Wednesday, May 23, 2018

Writing for children is not the poor relation of writing for adults

I think it's fair to say that children's writing is often seen as inferior to writing for adults. Many children's writers can tell you about the times they've been asked when they are going to write a proper book, a grown up one, for 'real' people. Children are viewed as incomplete adults in need of a lesser (or incomplete) literature. But age based immaturity does not = simple. That's just patronising, and rude.

On occasion I've told myself that I just prefer reading books for children and that is why I write them, but then I remember I've read and continue to read plenty of books written for grown ups - classic literature, literary prize winners, crime novels, thrillers, romance and more - and often enjoyed them and sometimes adored them. So it's not that that sways me to write for children.

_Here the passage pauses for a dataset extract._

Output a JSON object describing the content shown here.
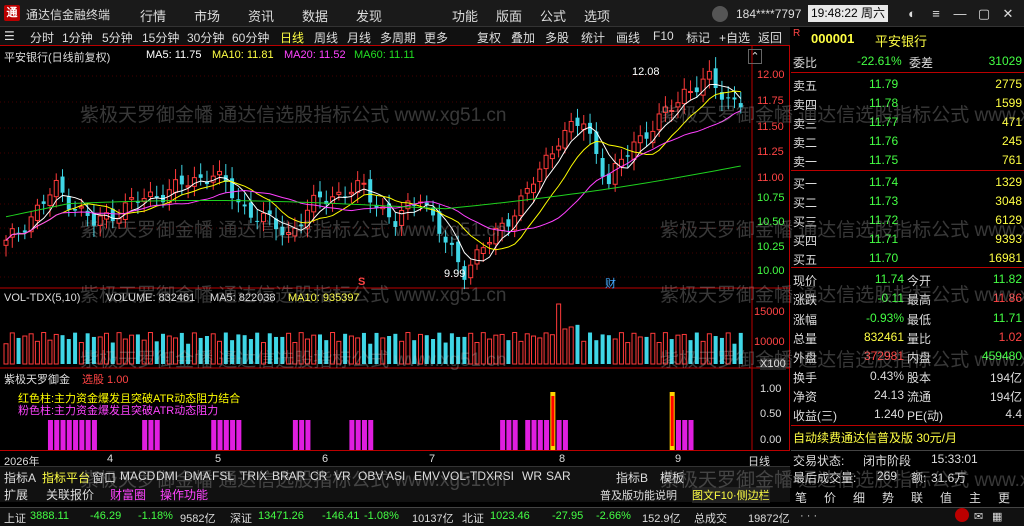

The truth is I think writing is a vocation, a calling, a compulsion, or a curse if you like. I have a need to write that is not bound by rational thought or reason. If I try to escape it, it sticks a story worm in my head while whispering 'gotcha.' I write stories for children because these are the ideas that come to me and where my skills seem to lie. I don't ever remember a moment when I consciously chose to write for a younger audience over some other group. I just did. I think the die was cast when the curse was thrown. I think maybe writers for adults are the same. To ascribe some superiority to something you didn't choose seems a bit on the nose.

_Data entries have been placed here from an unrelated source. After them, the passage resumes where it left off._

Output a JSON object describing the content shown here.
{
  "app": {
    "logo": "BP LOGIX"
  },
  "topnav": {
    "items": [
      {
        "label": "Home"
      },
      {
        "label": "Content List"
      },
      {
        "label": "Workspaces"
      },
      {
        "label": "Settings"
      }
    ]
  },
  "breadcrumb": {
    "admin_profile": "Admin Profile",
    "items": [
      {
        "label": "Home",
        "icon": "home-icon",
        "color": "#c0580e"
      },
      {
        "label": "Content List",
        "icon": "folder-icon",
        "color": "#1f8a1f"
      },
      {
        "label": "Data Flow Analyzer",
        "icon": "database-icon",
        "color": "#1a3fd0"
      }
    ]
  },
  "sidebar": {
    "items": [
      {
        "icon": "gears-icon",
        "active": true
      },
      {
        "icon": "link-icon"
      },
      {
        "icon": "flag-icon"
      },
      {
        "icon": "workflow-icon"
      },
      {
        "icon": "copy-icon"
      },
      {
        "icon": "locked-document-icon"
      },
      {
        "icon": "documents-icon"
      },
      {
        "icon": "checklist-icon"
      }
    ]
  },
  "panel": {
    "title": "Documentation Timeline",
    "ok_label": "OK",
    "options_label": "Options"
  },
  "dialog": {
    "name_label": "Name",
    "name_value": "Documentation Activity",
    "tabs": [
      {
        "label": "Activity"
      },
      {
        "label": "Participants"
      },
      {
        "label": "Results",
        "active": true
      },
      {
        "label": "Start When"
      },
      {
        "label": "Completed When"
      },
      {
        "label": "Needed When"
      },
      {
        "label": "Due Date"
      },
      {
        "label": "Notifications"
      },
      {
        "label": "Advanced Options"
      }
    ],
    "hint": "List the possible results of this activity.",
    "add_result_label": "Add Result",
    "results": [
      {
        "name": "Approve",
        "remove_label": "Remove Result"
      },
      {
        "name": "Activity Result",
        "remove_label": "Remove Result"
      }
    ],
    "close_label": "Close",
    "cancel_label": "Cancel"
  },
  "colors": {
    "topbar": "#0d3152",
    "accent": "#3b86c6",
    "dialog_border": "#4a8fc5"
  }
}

 You don't control it. It's how your vocation, your compulsion, has manifested itself. Some writers can write for both adults and children but they are the exception, not the rule, and their vocation has been generous (and to imply this means writing either is easy seems a little disingenuous). And I think some writers who do both are clearly better at one over the other and they have strayed from their calling. And some writers who attempt a particular kind of book because it must be easier than their other preferred form usually demonstrate why this is patently not true.